The implementation question is how to build stacking on the machinery just developed, and the coproduct reading points to an answer. One could desugar a stack into a concatenation through the einsum path — give each component a fresh size-one axis and concatenate along it, N unit slices tiling a new length-N axis — and the documentation at one point described doing exactly that. But that routes a regular, equal-sized, new-axis operation through the irregular, possibly-unequal, existing-axis spec language, and overloads the einsum notation to carry it. The cleaner design, which the structure points to, is to give stacking its own shape-logic entry — it is a different operation, with a regularity the spec language does not need to express — while having it share the projection machinery with concatenation, since a stack of N equal components along a fresh axis is precisely the regular coupled factor, the same connected-component-and-offsets code with all offsets a multiple of one component size. A dedicated entry for the size logic, shared coupling for the projections: the operations are siblings in projection and distinct in shape, and the code follows that exactly rather than forcing one to wear the other’s notation. (Tensor literals fall out as the scalar base case of stacking, the way the convolution post observed the affine index already contained the iterator and the fixed index as its degenerate forms — a literal is a stack of zero-dimensional components, the brackets that separate output, input, and batch axes being stacks along each kind.)

A surface detail of stacking is worth recording because it is a parsing question the coproduct framing does not settle on its own: the bracket that introduces a new input axis is the parenthesis-comma form (a, b), which collides syntactically with an ordinary multi-argument application. The disambiguation is contextual and rests on a structural fact about OCANNL shapes — input axes are always nested within output axes — so the parser can tell a stacking construct in axis position from an argument list in application position by where it sits. The details are not yet pinned down, and they are a syntax concern rather than a shape-inference one; the article’s job is the machinery, and the machinery does not care whether a given stack was written with parentheses, brackets, or array bars.

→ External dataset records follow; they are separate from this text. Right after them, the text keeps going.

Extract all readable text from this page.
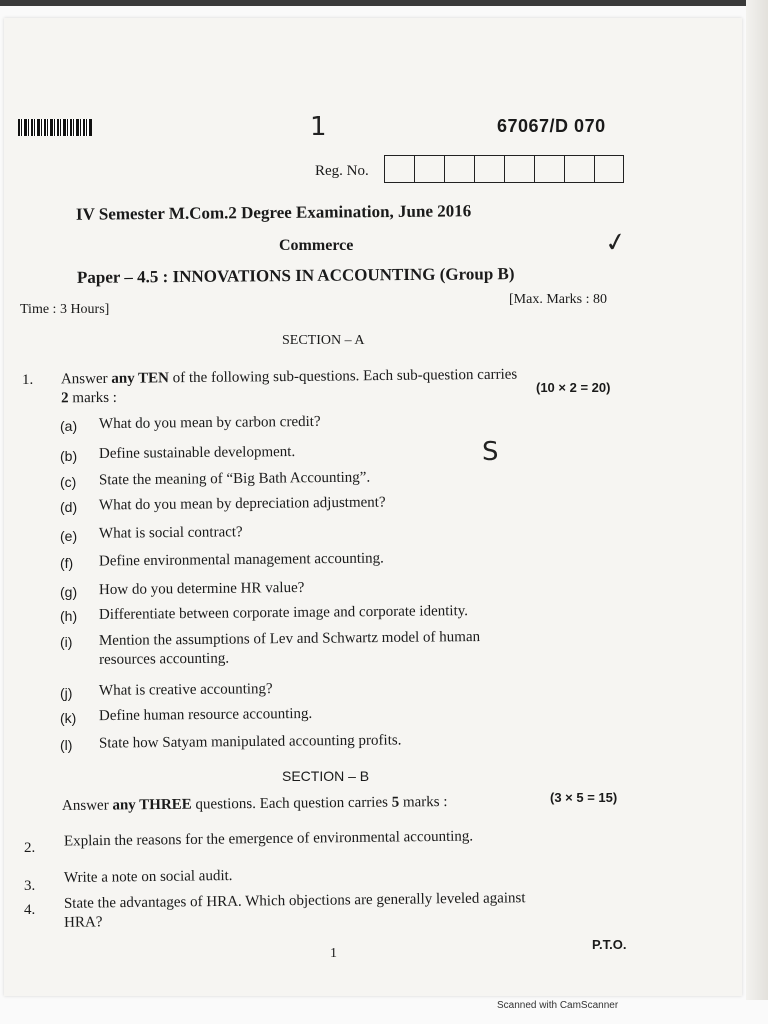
1	67067/D 070
Reg. No.
IV Semester M.Com.2 Degree Examination, June 2016
Commerce	✓
Paper – 4.5 : INNOVATIONS IN ACCOUNTING (Group B)
Time : 3 Hours]
[Max. Marks : 80
SECTION – A
1. Answer any TEN of the following sub-questions. Each sub-question carries
2 marks :
(10 × 2 = 20)
S
(a) What do you mean by carbon credit?
(b) Define sustainable development.
(c) State the meaning of “Big Bath Accounting”.
(d) What do you mean by depreciation adjustment?
(e) What is social contract?
(f) Define environmental management accounting.
(g) How do you determine HR value?
(h) Differentiate between corporate image and corporate identity.
(i) Mention the assumptions of Lev and Schwartz model of human
resources accounting.
(j) What is creative accounting?
(k) Define human resource accounting.
(l) State how Satyam manipulated accounting profits.
SECTION – B
Answer any THREE questions. Each question carries 5 marks :	(3 × 5 = 15)
2. Explain the reasons for the emergence of environmental accounting.
3. Write a note on social audit.
4. State the advantages of HRA. Which objections are generally leveled against
HRA?
1
P.T.O.
Scanned with CamScanner
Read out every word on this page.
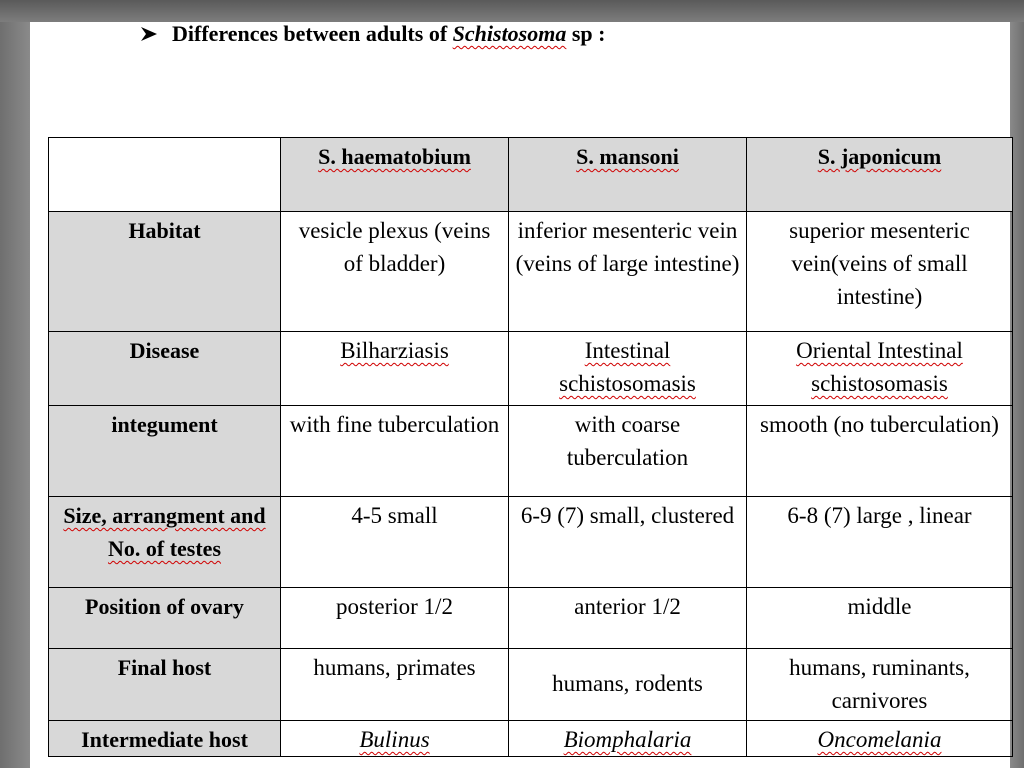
Differences between adults of Schistosoma sp :
	S. haematobium	S. mansoni	S. japonicum
Habitat	vesicle plexus (veins of bladder)	inferior mesenteric vein (veins of large intestine)	superior mesenteric vein(veins of small intestine)
Disease	Bilharziasis	Intestinal schistosomasis	Oriental Intestinal schistosomasis
integument	with fine tuberculation	with coarse tuberculation	smooth (no tuberculation)
Size, arrangment and No. of testes	4-5 small	6-9 (7) small, clustered	6-8 (7) large , linear
Position of ovary	posterior 1/2	anterior 1/2	middle
Final host	humans, primates	humans, rodents	humans, ruminants, carnivores
Intermediate host	Bulinus	Biomphalaria	Oncomelania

Where this leaves the series

Each of the first three posts found a familiar operation hiding inside a humbler one and reused the core rather than extending it. Broadcasting was an order, and rank-polymorphism lived in the order with no type schemes added. Contraction was emergent, read off an output index map that omitted a loop variable, with no “reduce” primitive. Convolution was a contraction, the same loop nest with one index made affine, and striding and interleaving and their gradients came along for free in the same enriched term. The refrain was: the construct populates a corner the machinery already had.

Concatenation is the one that enlarged the machinery, and the enlargement can be named precisely. The iteration domain, a pure product of ranges through three posts, gains its first coproduct: one factor becomes a disjoint union, its components coupled into sequential traversal, their offsets the coproduct’s injections, their non-overlap its at-most-one-summand condition, and the size domain extended to zero — where the first post’s order stopped at one — to give the coproduct a unit. Once the domain has a coproduct, the rest is two directions through it. Concatenation runs along the injections and places components in; split runs against them and reads a component out; the gradient of each is the other, the same offsets with the assignment’s sides reversed. Block matrices are the coproduct in more than one factor at once; banded tensors are that with the couplings sharing iterators. One coupled factor, read forwards and backwards, is the whole of what concatenation added to a domain that until now knew only products.

OCANNL is open source, at github.com/ahrefs/ocannl.